= Homegrown Player Rule (England) =

English Premier League initiative

The Homegrown Player Rule is an initiative of the English Premier League to allow for more domestic players to be developed from an earlier age in the hope of nurturing more homegrown talent. It forms part of the League's Elite Player Performance Plan. The Premier League proposed a maximum of 17 non-"homegrown" players in each club squad, and the squad size is a maximum of 25. This means that in a full squad of 25 players, there must be at least eight homegrown players. Greg Dyke, the former chairman of the Football Association (FA), wanted to implement much stronger regulation of foreign players. His intention was to help England to win the 2022 World Cup in Qatar, as he stated in an op-ed piece.

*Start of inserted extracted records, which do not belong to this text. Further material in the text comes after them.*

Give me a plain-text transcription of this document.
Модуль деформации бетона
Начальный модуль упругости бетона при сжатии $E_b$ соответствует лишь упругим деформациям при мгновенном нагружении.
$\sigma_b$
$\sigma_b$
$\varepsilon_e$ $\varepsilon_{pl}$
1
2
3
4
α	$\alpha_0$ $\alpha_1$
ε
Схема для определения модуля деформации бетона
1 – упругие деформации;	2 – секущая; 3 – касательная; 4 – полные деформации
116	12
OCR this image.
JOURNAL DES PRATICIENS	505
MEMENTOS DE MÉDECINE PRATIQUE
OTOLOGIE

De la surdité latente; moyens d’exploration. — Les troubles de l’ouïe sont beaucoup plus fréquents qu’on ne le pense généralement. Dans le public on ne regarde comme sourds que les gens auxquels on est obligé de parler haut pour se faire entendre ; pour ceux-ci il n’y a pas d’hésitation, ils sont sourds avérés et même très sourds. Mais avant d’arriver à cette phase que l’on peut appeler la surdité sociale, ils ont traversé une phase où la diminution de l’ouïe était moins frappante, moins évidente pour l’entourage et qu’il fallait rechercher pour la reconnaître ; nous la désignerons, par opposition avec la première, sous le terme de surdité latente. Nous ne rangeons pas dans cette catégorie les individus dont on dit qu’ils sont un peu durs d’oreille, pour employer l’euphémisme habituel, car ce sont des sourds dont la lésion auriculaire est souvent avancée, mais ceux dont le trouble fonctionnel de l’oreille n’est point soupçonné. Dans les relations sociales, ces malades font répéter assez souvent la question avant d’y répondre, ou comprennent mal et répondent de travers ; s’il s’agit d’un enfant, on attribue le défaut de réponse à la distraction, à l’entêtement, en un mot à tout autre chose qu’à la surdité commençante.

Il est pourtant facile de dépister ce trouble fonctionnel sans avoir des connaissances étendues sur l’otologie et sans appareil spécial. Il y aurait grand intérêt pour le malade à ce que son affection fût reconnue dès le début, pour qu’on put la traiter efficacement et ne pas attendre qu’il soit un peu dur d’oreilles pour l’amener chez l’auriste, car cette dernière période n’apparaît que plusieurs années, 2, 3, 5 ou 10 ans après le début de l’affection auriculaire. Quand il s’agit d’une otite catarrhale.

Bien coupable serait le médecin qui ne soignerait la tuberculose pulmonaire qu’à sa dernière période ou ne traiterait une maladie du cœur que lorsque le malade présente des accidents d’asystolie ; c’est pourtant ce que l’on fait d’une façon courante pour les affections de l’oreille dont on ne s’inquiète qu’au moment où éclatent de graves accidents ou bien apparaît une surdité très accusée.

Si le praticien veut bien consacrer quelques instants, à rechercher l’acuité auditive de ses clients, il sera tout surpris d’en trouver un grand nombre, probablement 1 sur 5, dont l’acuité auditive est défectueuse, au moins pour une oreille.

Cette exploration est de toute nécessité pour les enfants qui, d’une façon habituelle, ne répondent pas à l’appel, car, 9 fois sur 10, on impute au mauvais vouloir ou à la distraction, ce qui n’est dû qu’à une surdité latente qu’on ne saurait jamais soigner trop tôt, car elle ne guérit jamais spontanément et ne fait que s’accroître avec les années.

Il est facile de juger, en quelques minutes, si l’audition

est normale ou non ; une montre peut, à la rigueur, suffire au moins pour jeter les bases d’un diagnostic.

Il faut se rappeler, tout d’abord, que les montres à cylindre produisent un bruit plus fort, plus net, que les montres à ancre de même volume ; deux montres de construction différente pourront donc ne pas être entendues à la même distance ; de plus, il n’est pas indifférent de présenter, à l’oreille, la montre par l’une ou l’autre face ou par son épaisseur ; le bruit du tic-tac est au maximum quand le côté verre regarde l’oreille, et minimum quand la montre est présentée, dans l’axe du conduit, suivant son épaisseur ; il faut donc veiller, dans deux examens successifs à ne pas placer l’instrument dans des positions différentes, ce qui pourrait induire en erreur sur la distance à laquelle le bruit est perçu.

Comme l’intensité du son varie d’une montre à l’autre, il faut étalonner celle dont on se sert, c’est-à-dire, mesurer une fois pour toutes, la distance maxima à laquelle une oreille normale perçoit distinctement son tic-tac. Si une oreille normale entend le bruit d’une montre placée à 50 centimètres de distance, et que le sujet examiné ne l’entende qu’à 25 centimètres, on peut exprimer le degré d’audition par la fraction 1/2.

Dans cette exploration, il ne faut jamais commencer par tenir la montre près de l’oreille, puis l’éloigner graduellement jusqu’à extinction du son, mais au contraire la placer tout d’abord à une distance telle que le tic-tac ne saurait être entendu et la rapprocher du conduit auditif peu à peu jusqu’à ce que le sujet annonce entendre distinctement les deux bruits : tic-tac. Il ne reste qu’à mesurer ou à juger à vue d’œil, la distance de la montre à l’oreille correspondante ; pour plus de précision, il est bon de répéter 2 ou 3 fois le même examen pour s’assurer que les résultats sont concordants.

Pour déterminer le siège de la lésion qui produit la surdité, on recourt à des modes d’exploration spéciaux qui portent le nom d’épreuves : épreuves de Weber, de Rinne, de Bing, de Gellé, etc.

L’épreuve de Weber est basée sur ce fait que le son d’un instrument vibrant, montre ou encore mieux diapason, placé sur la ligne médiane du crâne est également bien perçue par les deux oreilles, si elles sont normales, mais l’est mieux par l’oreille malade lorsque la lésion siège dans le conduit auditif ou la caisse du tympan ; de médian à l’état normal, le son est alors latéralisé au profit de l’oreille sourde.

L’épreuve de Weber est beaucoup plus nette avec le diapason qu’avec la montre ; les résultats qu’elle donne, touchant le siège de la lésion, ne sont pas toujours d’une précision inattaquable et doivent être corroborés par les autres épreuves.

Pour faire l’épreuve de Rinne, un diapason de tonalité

Some of the most significant of Dyke's 2015 proposals included:
- Homegrown players in a top-flight 25-man squad be increased from eight to 12 two of whom must be brought up in the team's youth system
- Tightening the definition of what it is to be a homegrown player. As a consequence, fewer foreign-born players would qualify

== Foreign-born, home-grown ==
Currently, to be classified as homegrown one must be on an English team for at least three years before the age of twenty-one which Dyke wanted to reduce to eighteen. This would mean that a teenager would have to start at the club by the age of fifteen at the latest and, since players are not allowed to move across national boundaries before sixteen (except under exceptional circumstances), this would mean fewer foreign players could qualify as homegrown.

Each season the Premier League lists the squads for each of its clubs for the season on 1 September (after the summer transfer window closes). Each club is able to list up to 17 senior players that are not English or Welsh and did not spend a significant period in an English or Welsh academy, plus any number of homegrown players up to a maximum squad size of 25, plus an unlimited number of academy and under-21 players. For example, the list for 2017 contained a number of homegrown players who were not English or Welsh born or qualified, including Chelsea's Cesc Fàbregas (Spain) and Victor Moses (Nigeria), Manchester United's Paul Pogba (France) and Romelu Lukaku (Belgium), and Arsenal's Héctor Bellerín (Spain).

== Brexit ==
Miles Jacobson, director of Sports Interactive, the company behind the Football Manager video game series, suggested that some EU-born players will not get work permits to work in the Premier League after Brexit. 152 current Premier League players who were born in the EU would probably not get a work permit if they are subjected to the same rules as non-EU players. Of the players who would not automatically qualify for work permits, they may qualify via the Football Association's Exceptions Panel.
Some football lobby groups are using the tax paid by footballers as a reason to press for an exclusion for EU players - while the opposite view was the basis for Dyke's original proposal, that by reducing foreign born players there would be more room for English players.

Since Brexit, clubs will not be able to sign players from overseas until they are 18. With this rule, overseas players can still become homegrown if they are signed at 18 years old and evolve 3 years on an English team, such as William Saliba.

== Post-Brexit ==

The implementation of the Governing Body Endorsement (GBE) system following Brexit has led to significant challenges for Premier League clubs. Since the United Kingdom's formal departure from the European Union on December 31, 2020, clubs have expressed widespread dissatisfaction with the current rules. The consensus among the 20 Premier League clubs is that the system, which was intended to balance the recruitment of international talent with the development of English players, is restrictive and drives up transfer prices. This, in turn, is seen as detrimental to the business of football in the top flight.

Despite the original intent of the GBE system to protect opportunities for homegrown talent, Premier League clubs have increasingly called for a relaxation of these rules. The Football Association (FA) has acknowledged these concerns but remains focused on its objective of nurturing domestic players.

In response to these challenges, new rules were introduced in the summer of 2023 to provide clubs with more flexibility. Premier League and Championship clubs can now sign up to four overseas players per season who do not meet the standard GBE criteria. This adjustment is part of a broader effort to give clubs additional access to exceptional international talent while still incentivizing the development of English players. The FA has indicated that these changes will be reviewed and potentially expanded if they prove successful.

This shift has resulted in increased recruitment of players from leagues in continents previously subject to greater restrictions, such as South America. These leagues are now considered to offer better value for money compared to many European leagues. The changes in recruitment patterns have been most noticeable in the Premier League, where clubs are looking to capitalize on this newly accessible talent pool.

The post-Brexit adjustments in player recruitment rules have also impacted the composition of Premier League academies. Reduced access to teenage overseas talent may provide more opportunities for British players in the long term, but it could also limit the quality and diversity of talent available in these academies. This has sparked debate among top managers and club officials about the potential long-term effects on the quality of English football.